From the White House:
The Environmental Protection Agency (EPA)—the primary agency in charge of setting guidelines for clean water, air, etc., and enforcement of environmental regulations—wants to make it more difficult for federal agencies to use the best science to guide decisions. With the cleverly worded “Strengthening Transparency in Regulatory Science,” the EPA is continuing a false narrative knowing full well that if the policy is adopted it will harm—not help—environmental protections. The policy would require scientists to turn over all raw data, including confidential medical data, before the study can be used in decision-making. Some studies are proprietary (essentially copyrighted) by states or academic institutions. As a result, some of the most robust and important studies would not be able to be used in developing clean air, water, and other environmental protection rules.
In the Courts:
Drilling in the Arctic Ocean
But there are, in fact, limits on what a President can do with Executive Orders.

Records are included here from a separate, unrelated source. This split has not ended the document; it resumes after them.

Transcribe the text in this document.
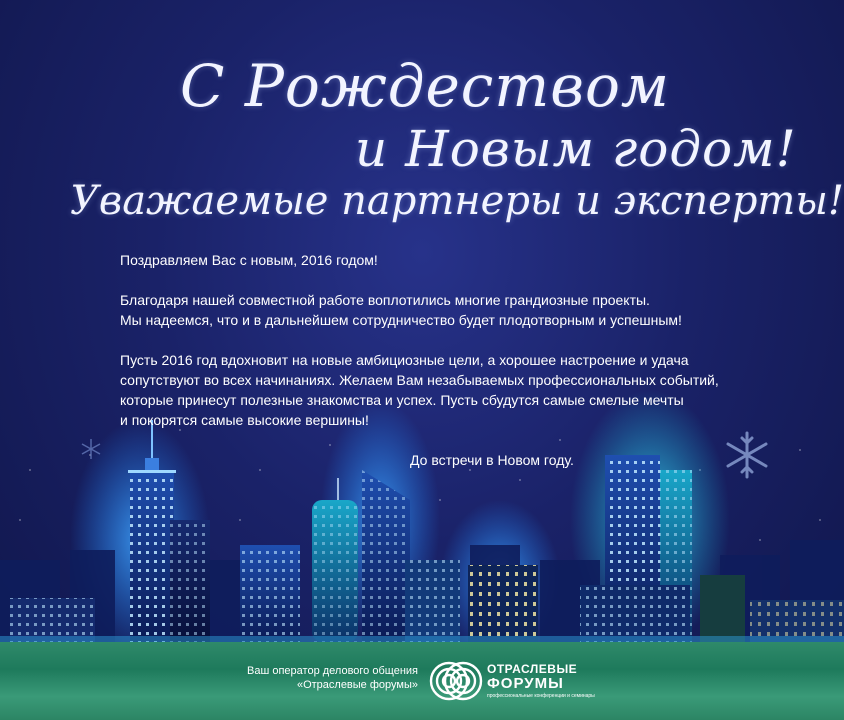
С Рождеством
и Новым годом!
Уважаемые партнеры и эксперты!

Поздравляем Вас с новым, 2016 годом!

Благодаря нашей совместной работе воплотились многие грандиозные проекты.
Мы надеемся, что и в дальнейшем сотрудничество будет плодотворным и успешным!

Пусть 2016 год вдохновит на новые амбициозные цели, а хорошее настроение и удача
сопутствуют во всех начинаниях. Желаем Вам незабываемых профессиональных событий,
которые принесут полезные знакомства и успех. Пусть сбудутся самые смелые мечты
и покорятся самые высокие вершины!

До встречи в Новом году.

Ваш оператор делового общения
«Отраслевые форумы»
ОТРАСЛЕВЫЕ
ФОРУМЫ
профессиональные конференции и семинары
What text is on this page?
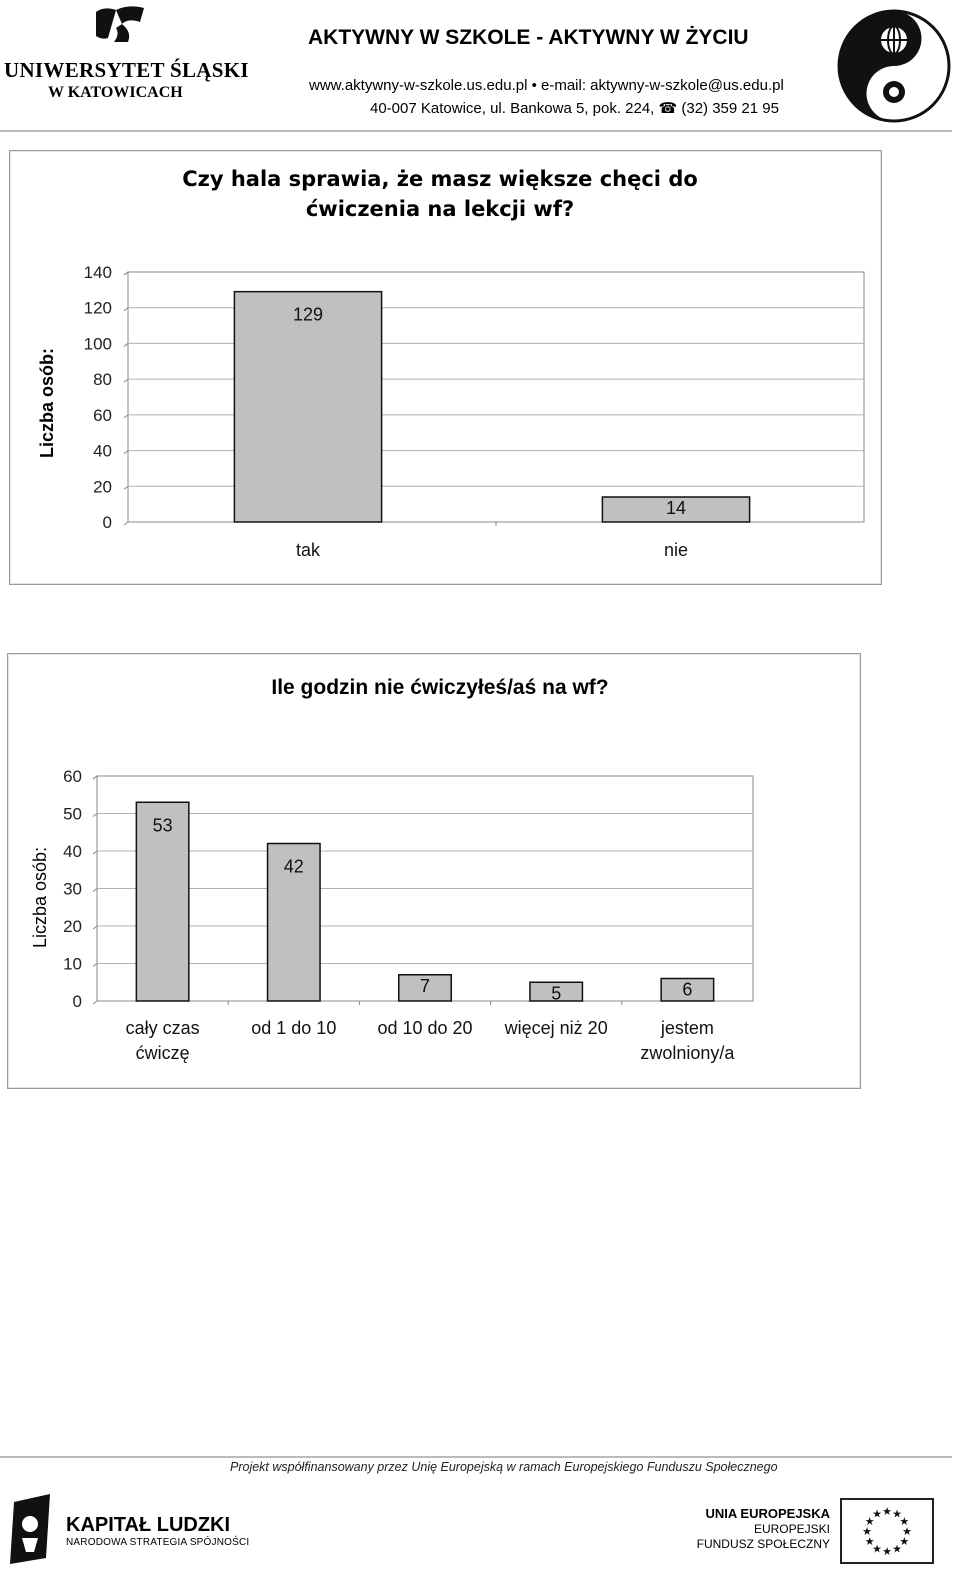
UNIWERSYTET ŚLĄSKI
W KATOWICACH
AKTYWNY W SZKOLE - AKTYWNY W ŻYCIU
www.aktywny-w-szkole.us.edu.pl • e-mail: aktywny-w-szkole@us.edu.pl
40-007 Katowice, ul. Bankowa 5, pok. 224, ☎ (32) 359 21 95
Czy hala sprawia, że masz większe chęci do
ćwiczenia na lekcji wf?
Liczba osób:
0
20
40
60
80
100
120
140
129
tak
14
nie
Ile godzin nie ćwiczyłeś/aś na wf?
Liczba osób:
0
10
20
30
40
50
60
53
cały czas
ćwiczę
42
od 1 do 10
7
od 10 do 20
5
więcej niż 20
6
jestem
zwolniony/a
Projekt współfinansowany przez Unię Europejską w ramach Europejskiego Funduszu Społecznego
KAPITAŁ LUDZKI
NARODOWA STRATEGIA SPÓJNOŚCI
UNIA EUROPEJSKA
EUROPEJSKI
FUNDUSZ SPOŁECZNY
★
★
★
★
★
★
★
★
★ ★ ★
★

In April, an Alaskan U.S. District court Judge, Sharon Gleason, ruled against President Trump saying his administration had “exceeded the president’s authority” by pushing for the drilling in over
120 million acres when he signed an executive order to allow offshore oil drilling in the Arctic Ocean. Judge Gleason’s decision restores a ban on drilling in most of the U.S.-controlled Arctic Ocean. Earthjustice attorney Erik Grafe said in a statement reported by the Associated Press, “The president cannot just trample on the constitution to do the bidding of his cronies in the fossil fuel industry at the expense of our oceans, wildlife and climate.” Congressman Huffman introduced a bill to permanently ban drilling in the U.S. Arctic Ocean as well as most of the U.S. Pacific and Atlantic coasts. These bills have not moved yet.
In another blow to President Trump’s agenda to drop protections on public lands, Federal Judge Chutkan ruled against the Justice Department’s motion to dismiss lawsuits that challenge the controversial reductions in acreage in both Bears Ears National Monument and Grand Staircase-Escalante National Monument, both in Utah. Unfortunately, this is a temporary success while the lawsuits proceed.